Les auditeurs, un peu ébahis, n’avaient pas prononcé un mot que la musique reprit. Des sons puissants, accompagnés de rutilances multicolores, s’abattaient en larges cascades, toujours plus graves, toujours plus assourdis, et les feux superbes mouraient à un rythme mélancolique. Quelque chose de mince et de violent palpita dans les cascades, et les feux bleus remontèrent en une ascension rythmée.

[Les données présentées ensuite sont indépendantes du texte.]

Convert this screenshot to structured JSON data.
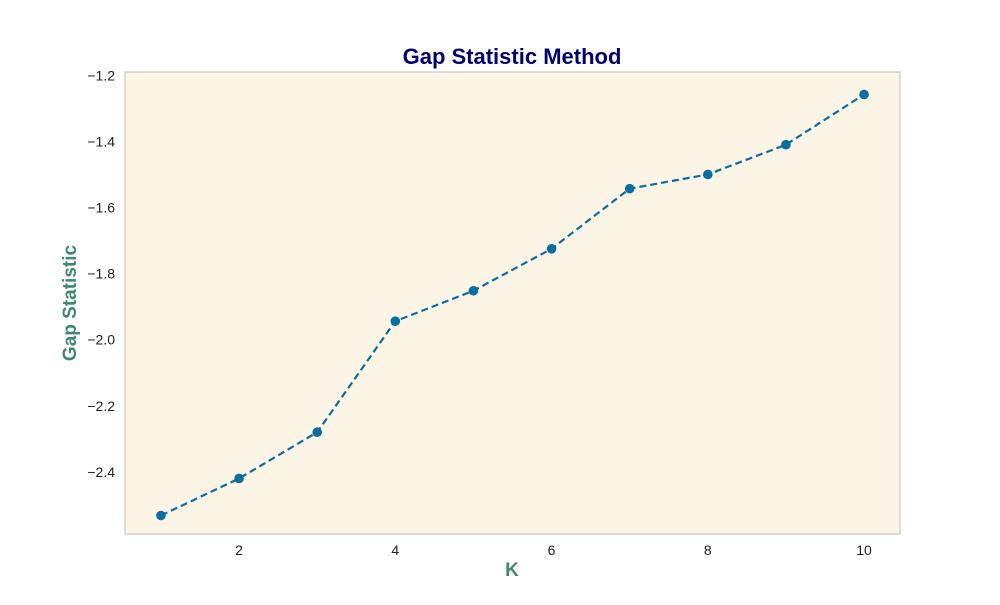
{
  "chart_data": {
    "type": "line",
    "title": "Gap Statistic Method",
    "xlabel": "K",
    "ylabel": "Gap Statistic",
    "x": [
      1,
      2,
      3,
      4,
      5,
      6,
      7,
      8,
      9,
      10
    ],
    "series": [
      {
        "values": [
          -2.532,
          -2.42,
          -2.28,
          -1.944,
          -1.852,
          -1.725,
          -1.543,
          -1.5,
          -1.41,
          -1.258
        ]
      }
    ],
    "xlim": [
      0.54,
      10.46
    ],
    "ylim": [
      -2.588,
      -1.19
    ],
    "xticks": [
      2,
      4,
      6,
      8,
      10
    ],
    "xtick_labels": [
      "2",
      "4",
      "6",
      "8",
      "10"
    ],
    "yticks": [
      -2.4,
      -2.2,
      -2.0,
      -1.8,
      -1.6,
      -1.4,
      -1.2
    ],
    "ytick_labels": [
      "−2.4",
      "−2.2",
      "−2.0",
      "−1.8",
      "−1.6",
      "−1.4",
      "−1.2"
    ],
    "grid": false,
    "line_style": "dashed",
    "marker": "circle",
    "colors": {
      "line": "#0a6ea0",
      "plot_background": "#fcf5e5",
      "plot_border": "#d2d2d2",
      "title": "#00006e",
      "axis_label": "#3d8a6e"
    }
  }
}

Dar Véter, émerveillé, perçut dans les sons bleus une complication graduelle des rythmes et des formes, qui rendait on ne peut mieux la lutte primitive de la vie contre l’entropie … Ressauts, barrages, filtres retenant la chute de l’énergie aux niveaux inférieurs. La retenir pour un instant et vivre cet instant ! Les voilà, les voilà, les premiers remous de l’organisation si complexe de la matière !
Les flèches bleues se réunirent en sarabande de figures géométriques, de corps et de réseaux cristallins qui se compliquaient proportionnellement aux combinaisons des tierces mineures, s’éparpillaient et se regroupaient tour à tour pour se dissoudre d’un seul coup dans la pénombre grise.